Anxiety and Preoccupation in Cases of Autism Spectrum Disorder (ASD) Diagnosed after Age 16

Friday, May 16, 2014
Atrium Ballroom (Marriott Marquis Atlanta)
J. Adachi1 and T. Uchiyama2, (1)Hokkaido University of Education, Asahikawa City, Hokkaido, Japan, (2)Faculty of Human Development, Fukushima University, Fukushima, Japan
Background:  Some ASD cases show few obvious characteristics during early childhood and first diagnosis as an adult is not uncommon. Delay in the provision of support may then become a problem.

Objectives:  Investigation of the developmental characteristics of such cases may help to identify early support needs.

Methods:  The subjects were 41 high-functioning ASD individuals aged at least 16 years and IQ 70 or higher (measured within the previous 3 years) assigned to a Delay Group (19 individuals, average IQ=102.8, average age 30.0 years, male/female ratio = 15:4), where a definite diagnosis of ASD was made after the age of 16, or an Early Group (22 individuals, average IQ=100.4, average age 25.4 years, male/female ratio = 18:4), where this diagnosis, or an observation of maladjustment, was made before age 16. Development was investigated using 1) a developmental history, 2) evaluation of the Pervasive Developmental Disorders Autism Society Japan Rating Scale (PARS) peak symptoms during infancy and evaluation of current symptoms on the adolescents/adults scale, 3) the Autism-Spectrum Quotient (AQ) Japanese version, 4) Early childhood anxiety scale, 5) Preoccupation scale. 1) was recalled by the parents, 2) was assessed by a psychologist or doctor, 3) was the subject’s description, 4) the parents’ retrospective assessment of the subject at 3 to 5 years of age, and 5) was the subject's retrospective assessment of his/her condition at Junior High School. 4) rates social anxiety, general anxiety, separation anxiety and specific phobia and 5) describes self-preoccupation and external preoccupation.

Results: Average age at definite diagnosis was 24.7 years in the Delay Group and 14.4 in the Early Group, significantly different. There was no significant inter-group difference in difficulty in child-raising before school age. The PARS peak symptom scale for preschoolers was significantly different (Delay Group 14.1, Early Group 30.0) as was the adolescents/adults scale (Delay Group 19.4, Early Group 25.8). The four social items in preschoolers PARS were marked in both groups, with no inter-group difference. These items may provide a means of earlier diagnosis of the Delay Group. The only significant intergroup difference for the early childhood anxiety scale was for social anxiety (Delay Group 31.7, Early Group 36.8). However the social anxiety score of the Delay Group was higher than the average for preschoolers overall (Nishizawa, 2011). The only significantly different preoccupation was external preoccupation (Delay Group 33.3, Early Group 29.9). All ASD group members showed higher values than average university students for self-preoccupation (37.5) and external preoccupation (27.5) (Sakamoto; 1998).
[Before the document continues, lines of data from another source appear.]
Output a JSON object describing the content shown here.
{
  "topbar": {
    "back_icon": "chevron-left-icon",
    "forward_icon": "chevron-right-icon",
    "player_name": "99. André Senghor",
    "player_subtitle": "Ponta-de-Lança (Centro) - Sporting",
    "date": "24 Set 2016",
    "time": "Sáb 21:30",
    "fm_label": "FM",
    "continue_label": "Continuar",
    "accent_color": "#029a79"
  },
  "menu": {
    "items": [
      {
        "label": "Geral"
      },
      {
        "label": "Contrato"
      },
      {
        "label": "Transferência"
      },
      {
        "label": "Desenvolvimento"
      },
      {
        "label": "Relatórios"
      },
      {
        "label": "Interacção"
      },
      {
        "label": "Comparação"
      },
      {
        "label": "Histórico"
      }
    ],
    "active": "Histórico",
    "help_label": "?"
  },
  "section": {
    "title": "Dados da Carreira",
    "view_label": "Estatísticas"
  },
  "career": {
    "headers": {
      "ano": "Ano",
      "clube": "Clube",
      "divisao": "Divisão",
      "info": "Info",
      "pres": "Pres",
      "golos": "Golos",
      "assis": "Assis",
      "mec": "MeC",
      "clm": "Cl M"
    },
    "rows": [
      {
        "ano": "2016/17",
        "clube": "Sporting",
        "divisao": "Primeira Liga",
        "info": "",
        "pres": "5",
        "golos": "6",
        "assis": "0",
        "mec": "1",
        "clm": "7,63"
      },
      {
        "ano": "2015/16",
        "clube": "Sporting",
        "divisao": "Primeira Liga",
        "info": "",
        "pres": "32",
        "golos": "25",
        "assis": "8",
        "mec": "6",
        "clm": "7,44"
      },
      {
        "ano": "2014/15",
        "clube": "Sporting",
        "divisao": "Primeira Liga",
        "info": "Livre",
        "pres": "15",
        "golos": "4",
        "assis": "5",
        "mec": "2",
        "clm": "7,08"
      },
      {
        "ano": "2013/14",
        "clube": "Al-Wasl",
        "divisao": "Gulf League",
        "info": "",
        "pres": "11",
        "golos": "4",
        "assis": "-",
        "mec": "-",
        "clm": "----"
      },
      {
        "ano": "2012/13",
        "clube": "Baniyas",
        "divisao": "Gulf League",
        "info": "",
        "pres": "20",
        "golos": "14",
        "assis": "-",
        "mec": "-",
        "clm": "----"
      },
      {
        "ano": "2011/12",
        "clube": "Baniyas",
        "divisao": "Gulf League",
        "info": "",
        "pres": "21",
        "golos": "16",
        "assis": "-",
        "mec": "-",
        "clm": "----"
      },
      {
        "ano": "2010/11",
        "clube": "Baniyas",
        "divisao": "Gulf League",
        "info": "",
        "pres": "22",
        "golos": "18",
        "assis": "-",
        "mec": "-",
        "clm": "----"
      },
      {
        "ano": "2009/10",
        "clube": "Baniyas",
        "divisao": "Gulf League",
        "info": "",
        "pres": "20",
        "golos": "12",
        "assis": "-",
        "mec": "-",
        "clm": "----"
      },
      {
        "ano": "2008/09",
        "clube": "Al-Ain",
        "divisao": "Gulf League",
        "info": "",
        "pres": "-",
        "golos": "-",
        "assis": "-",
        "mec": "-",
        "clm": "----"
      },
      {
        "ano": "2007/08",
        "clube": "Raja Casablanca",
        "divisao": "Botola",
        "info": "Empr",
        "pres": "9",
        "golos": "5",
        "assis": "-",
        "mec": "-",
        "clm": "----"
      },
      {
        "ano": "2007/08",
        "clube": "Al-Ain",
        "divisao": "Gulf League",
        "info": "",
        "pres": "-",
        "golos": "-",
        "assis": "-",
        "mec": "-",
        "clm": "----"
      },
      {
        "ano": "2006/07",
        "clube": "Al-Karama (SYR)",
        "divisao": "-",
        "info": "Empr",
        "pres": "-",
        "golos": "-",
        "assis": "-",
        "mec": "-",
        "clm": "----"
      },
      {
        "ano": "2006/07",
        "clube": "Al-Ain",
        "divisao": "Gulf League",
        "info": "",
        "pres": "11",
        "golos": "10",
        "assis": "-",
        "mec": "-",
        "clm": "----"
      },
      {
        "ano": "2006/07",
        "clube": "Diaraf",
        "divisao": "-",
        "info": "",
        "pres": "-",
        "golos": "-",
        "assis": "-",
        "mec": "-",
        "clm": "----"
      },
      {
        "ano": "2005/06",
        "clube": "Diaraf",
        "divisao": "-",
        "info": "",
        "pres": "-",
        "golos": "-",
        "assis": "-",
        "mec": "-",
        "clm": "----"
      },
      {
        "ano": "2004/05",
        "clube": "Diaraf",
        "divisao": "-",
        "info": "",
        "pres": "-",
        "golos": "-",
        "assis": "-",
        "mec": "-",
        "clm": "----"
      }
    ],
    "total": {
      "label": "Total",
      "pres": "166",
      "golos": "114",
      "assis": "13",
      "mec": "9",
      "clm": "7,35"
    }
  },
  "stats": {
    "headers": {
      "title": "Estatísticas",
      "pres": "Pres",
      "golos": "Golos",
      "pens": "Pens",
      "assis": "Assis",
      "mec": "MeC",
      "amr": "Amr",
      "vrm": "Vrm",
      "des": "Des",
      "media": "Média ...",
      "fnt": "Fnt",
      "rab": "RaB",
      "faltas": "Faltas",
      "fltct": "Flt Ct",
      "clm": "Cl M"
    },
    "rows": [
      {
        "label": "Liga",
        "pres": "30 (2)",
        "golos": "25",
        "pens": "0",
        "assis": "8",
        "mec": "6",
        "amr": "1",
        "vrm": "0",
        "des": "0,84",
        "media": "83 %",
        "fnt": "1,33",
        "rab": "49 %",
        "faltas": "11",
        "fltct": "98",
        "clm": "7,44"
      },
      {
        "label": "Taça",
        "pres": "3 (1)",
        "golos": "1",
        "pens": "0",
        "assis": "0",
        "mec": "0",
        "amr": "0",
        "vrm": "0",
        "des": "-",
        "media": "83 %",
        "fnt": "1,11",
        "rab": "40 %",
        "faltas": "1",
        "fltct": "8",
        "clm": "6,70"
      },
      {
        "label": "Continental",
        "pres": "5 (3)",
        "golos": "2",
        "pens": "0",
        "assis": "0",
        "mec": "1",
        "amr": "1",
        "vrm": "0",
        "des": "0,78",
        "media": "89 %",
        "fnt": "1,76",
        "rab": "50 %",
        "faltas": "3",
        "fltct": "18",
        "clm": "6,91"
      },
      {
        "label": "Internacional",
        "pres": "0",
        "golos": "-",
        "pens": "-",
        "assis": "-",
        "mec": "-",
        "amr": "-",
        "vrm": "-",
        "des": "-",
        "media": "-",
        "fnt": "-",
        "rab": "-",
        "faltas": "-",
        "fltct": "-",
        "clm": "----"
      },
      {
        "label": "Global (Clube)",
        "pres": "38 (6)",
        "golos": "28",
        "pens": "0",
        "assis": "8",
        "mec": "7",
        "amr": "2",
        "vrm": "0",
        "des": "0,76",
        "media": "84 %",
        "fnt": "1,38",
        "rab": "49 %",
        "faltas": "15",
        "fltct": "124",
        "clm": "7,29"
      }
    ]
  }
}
Conclusions: The ASD characteristics of the Delay Group were less noticeable than those of the Early Group. However, (1) social interaction during infancy was somewhat problematical, (2) social anxiety during early childhood was greater than average children, and (3) external preoccupation during Junior High School years were also marked. These may be early signs for the Delay Group.